9. Eating Raoul (dir. Paul Bartel, 1982)
I really didn't know what to expect going into this dark comedy about a sexless married couple (Paul Bartel and Mary Woronov) who decide to start murdering people they designate as perverts in order to pay for their dream of opening a restaurant, but I was very happy with what I found. A gleefully amoral look at the decadence of Los Angeles, it's very funny, has a spiky unpredictable energy that never lets up, and a dry wit which at times makes it seem like the kind of film Whit Stillman would make if he loosened up a bit and made a film for Troma. As someone who watched far too much Star Trek: Voyager as a kid, it was also strange and exciting to see Robert Beltran (a.k.a. Chakotay) as a fiery young thing who gets entangled in the plan (and marriage) of the central duo. If he had unleashed some of that craziness on Voyager's bridge then maybe that show wouldn't have been quite so drab.

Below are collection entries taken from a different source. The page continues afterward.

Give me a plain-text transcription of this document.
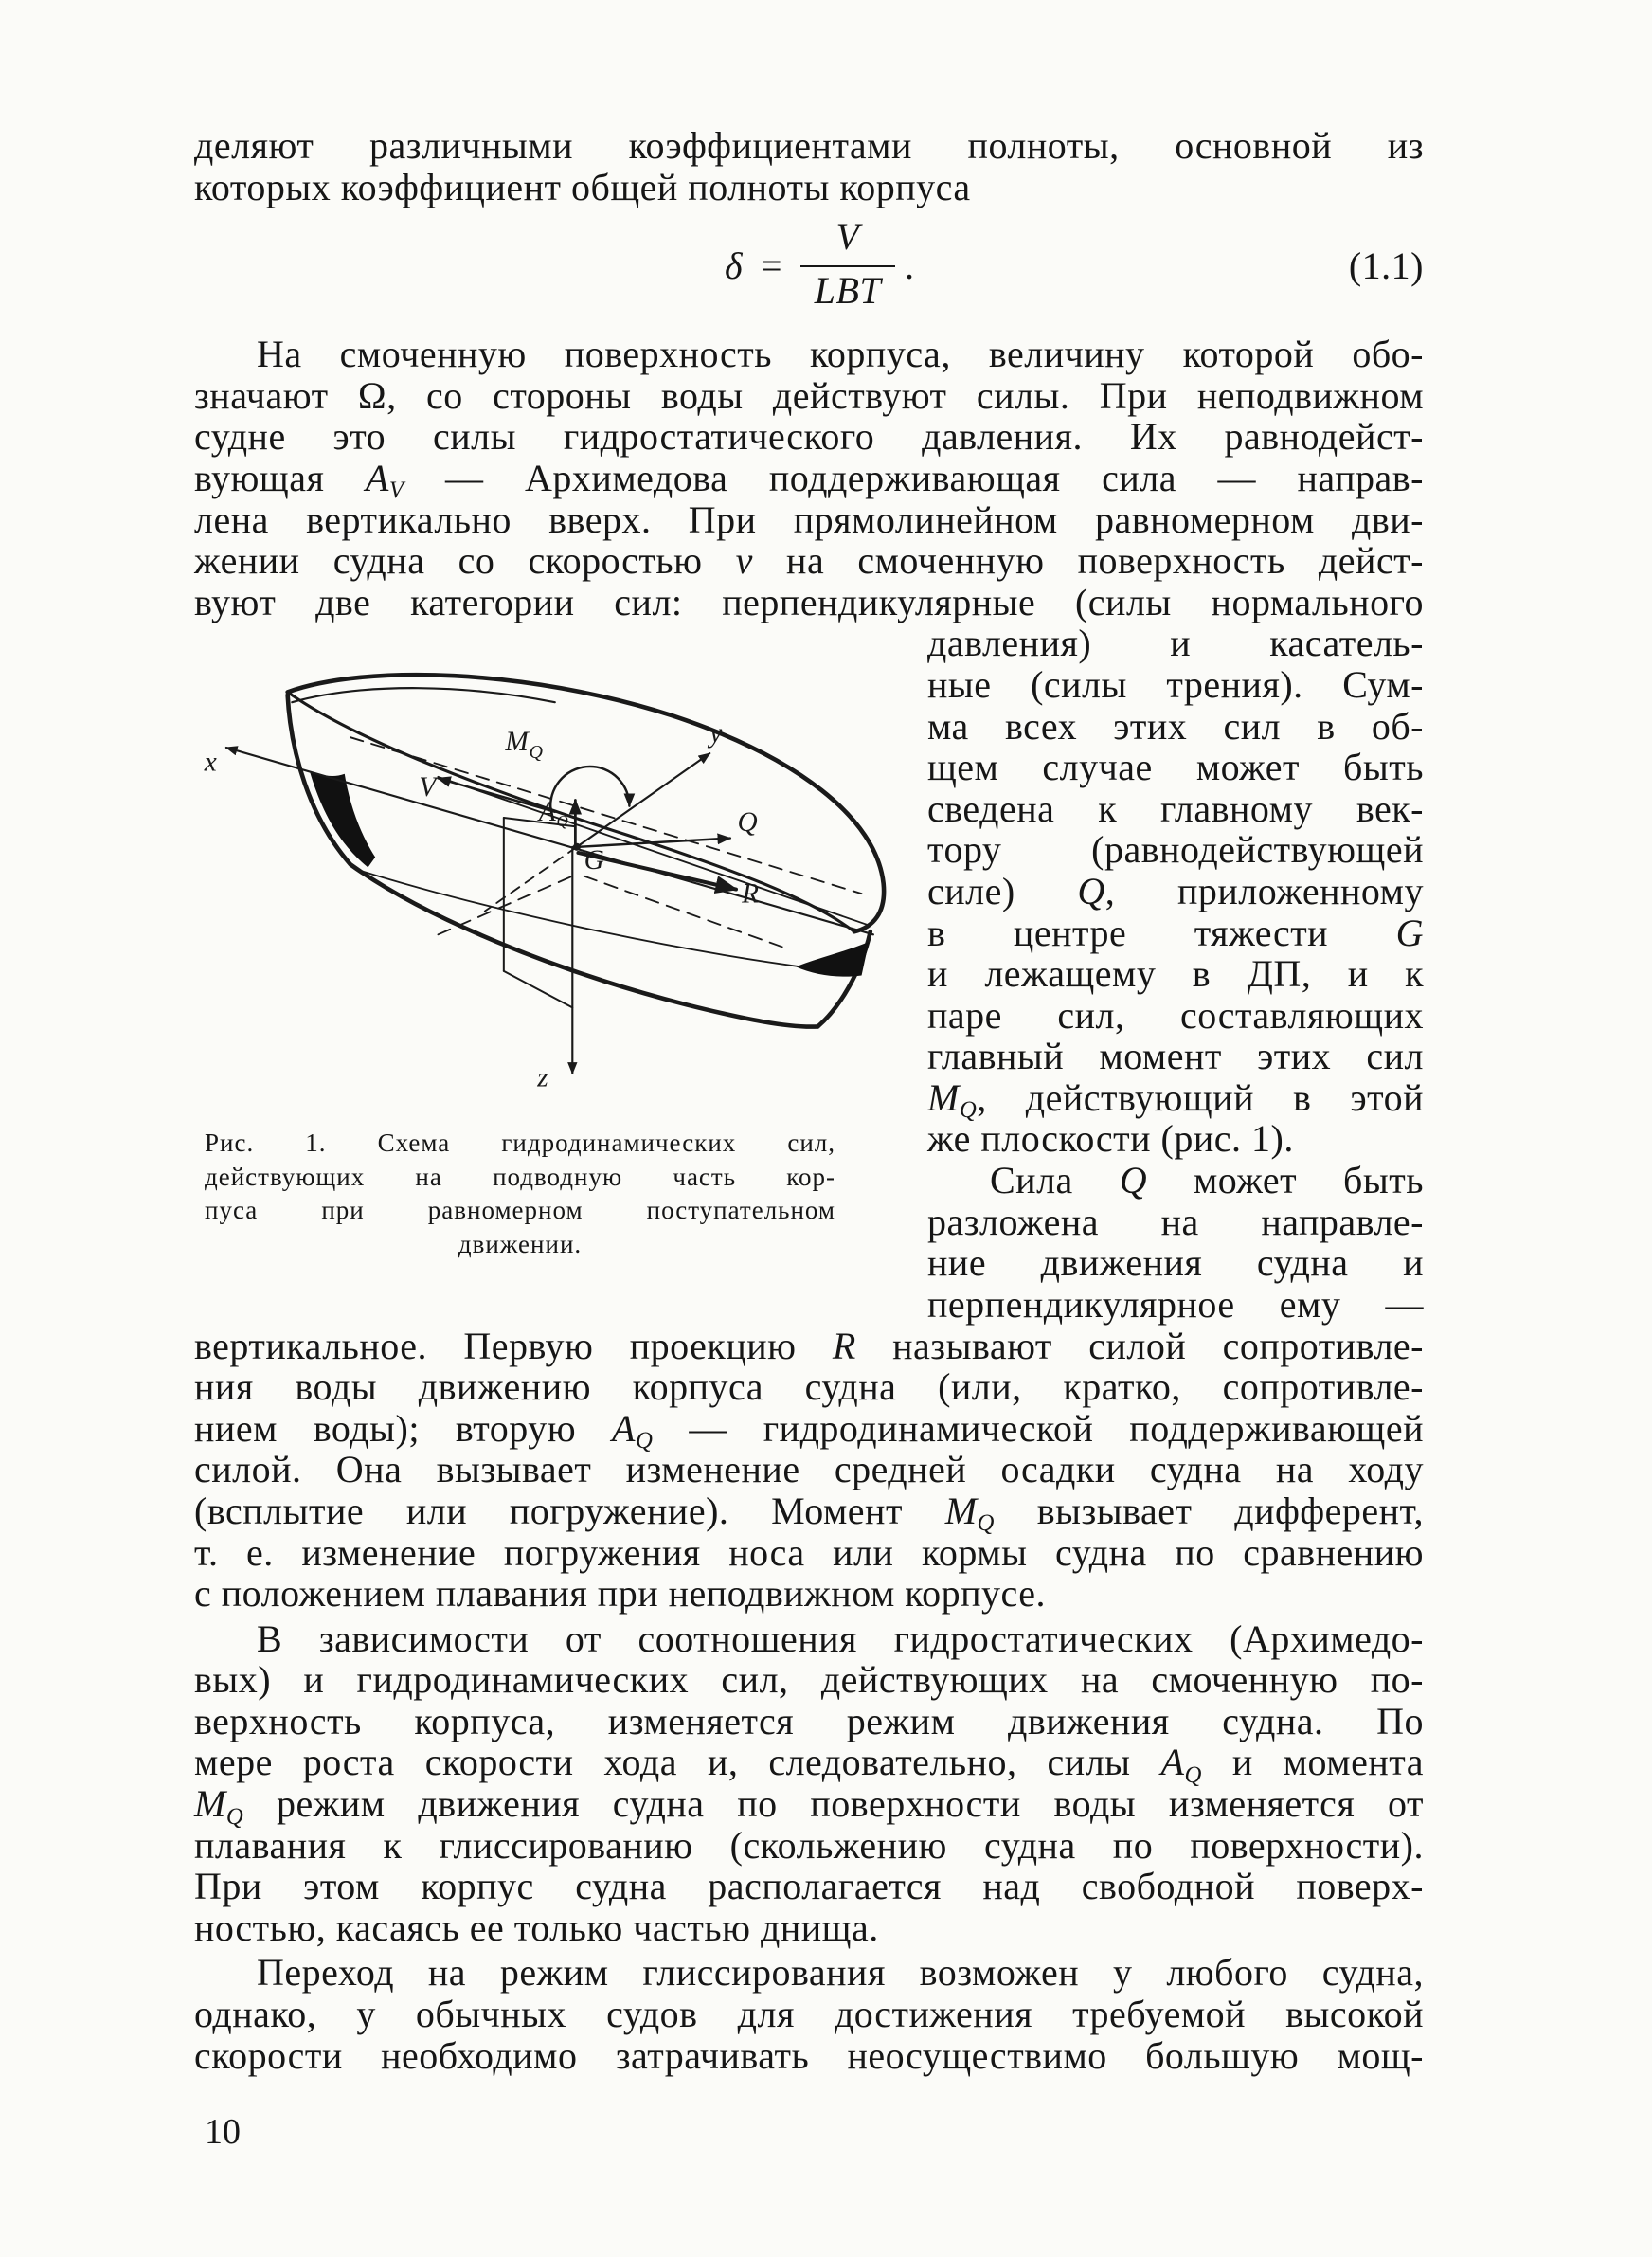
деляют различными коэффициентами полноты, основной из
которых коэффициент общей полноты корпуса
δ =
V
LBT
.	(1.1)
На смоченную поверхность корпуса, величину которой обо-
значают Ω, со стороны воды действуют силы. При неподвижном
судне это силы гидростатического давления. Их равнодейст-
вующая $A_V$ — Архимедова поддерживающая сила — направ-
лена вертикально вверх. При прямолинейном равномерном дви-
жении судна со скоростью v на смоченную поверхность дейст-
вуют две категории сил: перпендикулярные (силы нормального
x
y
z
V
$M_Q$
$A_Q$
G
Q
R
Рис. 1. Схема гидродинамических сил,
действующих на подводную часть кор-
пуса при равномерном поступательном
движении.
давления) и касатель-
ные (силы трения). Сум-
ма всех этих сил в об-
щем случае может быть
сведена к главному век-
тору (равнодействующей
силе) Q, приложенному
в центре тяжести G
и лежащему в ДП, и к
паре сил, составляющих
главный момент этих сил
$M_Q$, действующий в этой
же плоскости (рис. 1).
Сила Q может быть
разложена на направле-
ние движения судна и
перпендикулярное ему —
вертикальное. Первую проекцию R называют силой сопротивле-
ния воды движению корпуса судна (или, кратко, сопротивле-
нием воды); вторую $A_Q$ — гидродинамической поддерживающей
силой. Она вызывает изменение средней осадки судна на ходу
(всплытие или погружение). Момент $M_Q$ вызывает дифферент,
т. е. изменение погружения носа или кормы судна по сравнению
с положением плавания при неподвижном корпусе.
В зависимости от соотношения гидростатических (Архимедо-
вых) и гидродинамических сил, действующих на смоченную по-
верхность корпуса, изменяется режим движения судна. По
мере роста скорости хода и, следовательно, силы $A_Q$ и момента
$M_Q$ режим движения судна по поверхности воды изменяется от
плавания к глиссированию (скольжению судна по поверхности).
При этом корпус судна располагается над свободной поверх-
ностью, касаясь ее только частью днища.
Переход на режим глиссирования возможен у любого судна,
однако, у обычных судов для достижения требуемой высокой
скорости необходимо затрачивать неосуществимо большую мощ-
10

10. Ant-Man (dir. Peyton Reed, 2015)
As a long-time fan of both Edgar Wright and Joe Cornish, I was aghast when it was announced that they were being removed from Ant-Man and that the film they had laboured for years to make would be directed by and re-written by others. So it was with some trepidation that I watched the resulting film, but I was pleasantly surprised by how good it is. Admittedly it suffers from the Marvel house style of having to hit a number of standard superhero plot points, but Reed delivers them with panache, Paul Rudd is a solid focal point, and Michael Peña is fantastic in a small role that he imbues with a dash of soul and a lot of silliness. The reduced scope compared to the other MCU films also helps, since it feels like a self-contained heist movie that just happens to have ties to this broader universe, while the shrinking aspect is employed to great effect. Also, if I may veer into #hottake territory for a moment, I think that the film handles its father-transcends-the-rules-of-physics-to-save-his-daughter plot point with more wit and heart than Interstellar did.